Возрождение | страница 31



Один мой приятель француз сказал, что в английских книгах люди все время пьют чай и передают чашки — чай, чай, чай… в каждой главе и в каждой сцене чай. В этом большая доля правды. Чай связывает людей вместе, в это время люди разговаривают, это извинение для визита в этот час ничегонеделания. Мы слишком активная нация, чтобы встречаться в другое время дня, кроме как для того, чтобы заняться спортом. Таким образом, чай наше связующее звено, и мы будем запечатлены в веках, как чаепийцы, потому, что наши, отражающие жизнь, романисты аккуратно отмечают, что самые животрепещущие сцены в нашей жизни происходят среди чайных чашечек. Я отважился сказать все это мисс Шарп, чтобы втянуть ее в разговор.

— Что можно назвать наиболее частым времяпрепровождением французов? — спросил я ее.

Она задумалась на минуту.

— Они не ищут извинений для чего-либо, что делают, им не нужно поводов для действия так, как нам. Они значительно менее лицемерны и самомнительны.

Мне хотелось заставить ее говорить.

— Отчего мы такие лицемеры?

— Потому, что мы взяли себе за образец невозможное и не хотим показать друг другу, что не можем поступать согласно ему.
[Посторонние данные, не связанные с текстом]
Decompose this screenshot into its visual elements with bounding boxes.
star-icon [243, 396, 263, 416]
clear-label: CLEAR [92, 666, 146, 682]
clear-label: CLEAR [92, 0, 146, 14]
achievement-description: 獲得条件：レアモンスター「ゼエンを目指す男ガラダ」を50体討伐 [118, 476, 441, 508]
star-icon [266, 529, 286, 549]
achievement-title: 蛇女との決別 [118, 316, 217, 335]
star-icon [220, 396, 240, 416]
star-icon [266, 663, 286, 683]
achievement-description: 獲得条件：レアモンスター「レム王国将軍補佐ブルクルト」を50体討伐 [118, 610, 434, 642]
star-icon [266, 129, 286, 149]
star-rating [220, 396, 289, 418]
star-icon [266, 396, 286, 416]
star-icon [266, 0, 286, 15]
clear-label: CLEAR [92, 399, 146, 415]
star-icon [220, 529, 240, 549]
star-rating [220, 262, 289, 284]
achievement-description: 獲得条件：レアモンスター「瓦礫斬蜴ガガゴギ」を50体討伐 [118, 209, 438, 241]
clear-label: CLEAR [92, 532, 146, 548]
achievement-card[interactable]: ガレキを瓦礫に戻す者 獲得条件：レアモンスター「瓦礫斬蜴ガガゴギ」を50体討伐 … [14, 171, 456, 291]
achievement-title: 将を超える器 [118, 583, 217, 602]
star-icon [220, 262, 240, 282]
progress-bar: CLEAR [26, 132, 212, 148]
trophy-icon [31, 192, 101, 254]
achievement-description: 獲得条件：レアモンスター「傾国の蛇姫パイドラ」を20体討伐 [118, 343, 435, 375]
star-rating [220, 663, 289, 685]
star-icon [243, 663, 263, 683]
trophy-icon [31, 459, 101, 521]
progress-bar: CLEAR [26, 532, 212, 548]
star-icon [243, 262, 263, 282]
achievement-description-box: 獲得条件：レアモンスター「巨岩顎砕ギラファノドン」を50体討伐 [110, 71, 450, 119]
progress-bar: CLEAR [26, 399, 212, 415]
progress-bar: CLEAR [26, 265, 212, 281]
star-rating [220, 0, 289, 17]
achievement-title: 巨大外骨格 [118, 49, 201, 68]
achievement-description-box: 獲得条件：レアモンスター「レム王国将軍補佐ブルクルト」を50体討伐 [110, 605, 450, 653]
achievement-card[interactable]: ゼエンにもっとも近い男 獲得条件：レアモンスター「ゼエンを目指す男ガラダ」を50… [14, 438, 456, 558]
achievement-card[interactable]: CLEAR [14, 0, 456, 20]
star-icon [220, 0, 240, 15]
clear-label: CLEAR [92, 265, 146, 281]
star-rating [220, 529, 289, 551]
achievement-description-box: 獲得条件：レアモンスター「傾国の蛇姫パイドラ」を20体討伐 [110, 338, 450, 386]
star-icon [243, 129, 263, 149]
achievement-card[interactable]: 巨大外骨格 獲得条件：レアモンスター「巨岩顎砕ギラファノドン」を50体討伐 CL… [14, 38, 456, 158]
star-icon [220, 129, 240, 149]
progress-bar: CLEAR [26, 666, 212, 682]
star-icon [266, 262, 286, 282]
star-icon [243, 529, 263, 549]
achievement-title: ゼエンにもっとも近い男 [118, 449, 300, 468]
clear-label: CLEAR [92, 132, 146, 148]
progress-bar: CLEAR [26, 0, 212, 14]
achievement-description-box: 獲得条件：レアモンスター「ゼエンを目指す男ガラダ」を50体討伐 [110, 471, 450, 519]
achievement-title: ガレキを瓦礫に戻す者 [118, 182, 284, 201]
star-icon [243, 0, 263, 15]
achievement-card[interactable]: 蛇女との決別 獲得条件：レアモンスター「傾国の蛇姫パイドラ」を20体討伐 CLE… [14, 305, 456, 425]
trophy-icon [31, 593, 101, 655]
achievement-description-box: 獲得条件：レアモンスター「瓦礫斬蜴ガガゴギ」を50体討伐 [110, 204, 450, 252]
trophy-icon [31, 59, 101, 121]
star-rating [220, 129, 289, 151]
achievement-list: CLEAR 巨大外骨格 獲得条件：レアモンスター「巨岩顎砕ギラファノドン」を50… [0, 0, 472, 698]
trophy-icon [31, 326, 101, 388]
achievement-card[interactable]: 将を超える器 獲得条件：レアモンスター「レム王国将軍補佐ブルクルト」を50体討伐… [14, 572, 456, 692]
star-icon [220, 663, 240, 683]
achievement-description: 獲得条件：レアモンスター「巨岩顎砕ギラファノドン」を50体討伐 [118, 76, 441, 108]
— Да, мы скрываем каждое чувство. Мы выказываем безразличие, чувствуя интерес, и делаем вид, что пришли по делу, явившись просто для того, чтобы повидать кого-либо, кто нам нравится…
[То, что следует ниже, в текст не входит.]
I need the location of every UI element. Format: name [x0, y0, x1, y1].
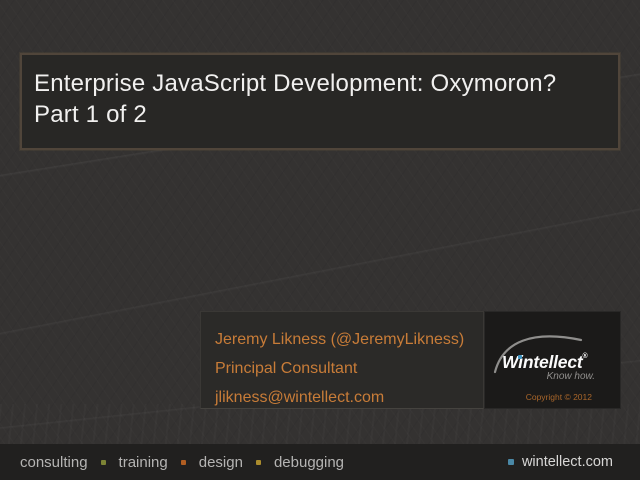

Она дала разговору замолкнуть. Это привело меня в раздражение, так как последнее замечание показало мне, как далека она от того, чтобы быть глупой.

Мною снова овладела нервность. Чорт побери эту женщину!

— Пожалуйста, почитайте, — сказал я, наконец, в отчаянии и закрыл свой единственный глаз.

Она взяла книгу — случайно оказавшуюся томиком де Мюссе — и стала читать, раскрыв наугад. Ее французский язык также совершенен, как и английский. Последнее, что я помню, было «Мими Пэнсон», а когда я проснулся, была половина седьмого, и она ушла домой.

Хотел бы я знать, многие ли из нас со времени войны познали безутешность пробуждения в одиночестве, страдании и беспомощности. Конечно, должно быть, сотни. Если я и никуда не гожусь и трушу страдания, то, во всяком случае, я не выражаю этого вслух и, быть может, потому, что я такая смесь, я способен вести этот дневник. Будь я чистокровным англичанином, я не смог бы дать себе волю даже здесь.

К обеду пришла Сюзетта и я подумал о том, как вульгарно она выглядит, и, даже если ее руки и белы, то пальцы толсты, а ноги коротки. Когда она поцеловала меня, три черных волоска защекотали мою щеку. Я был груб и в раздражении дернул головой.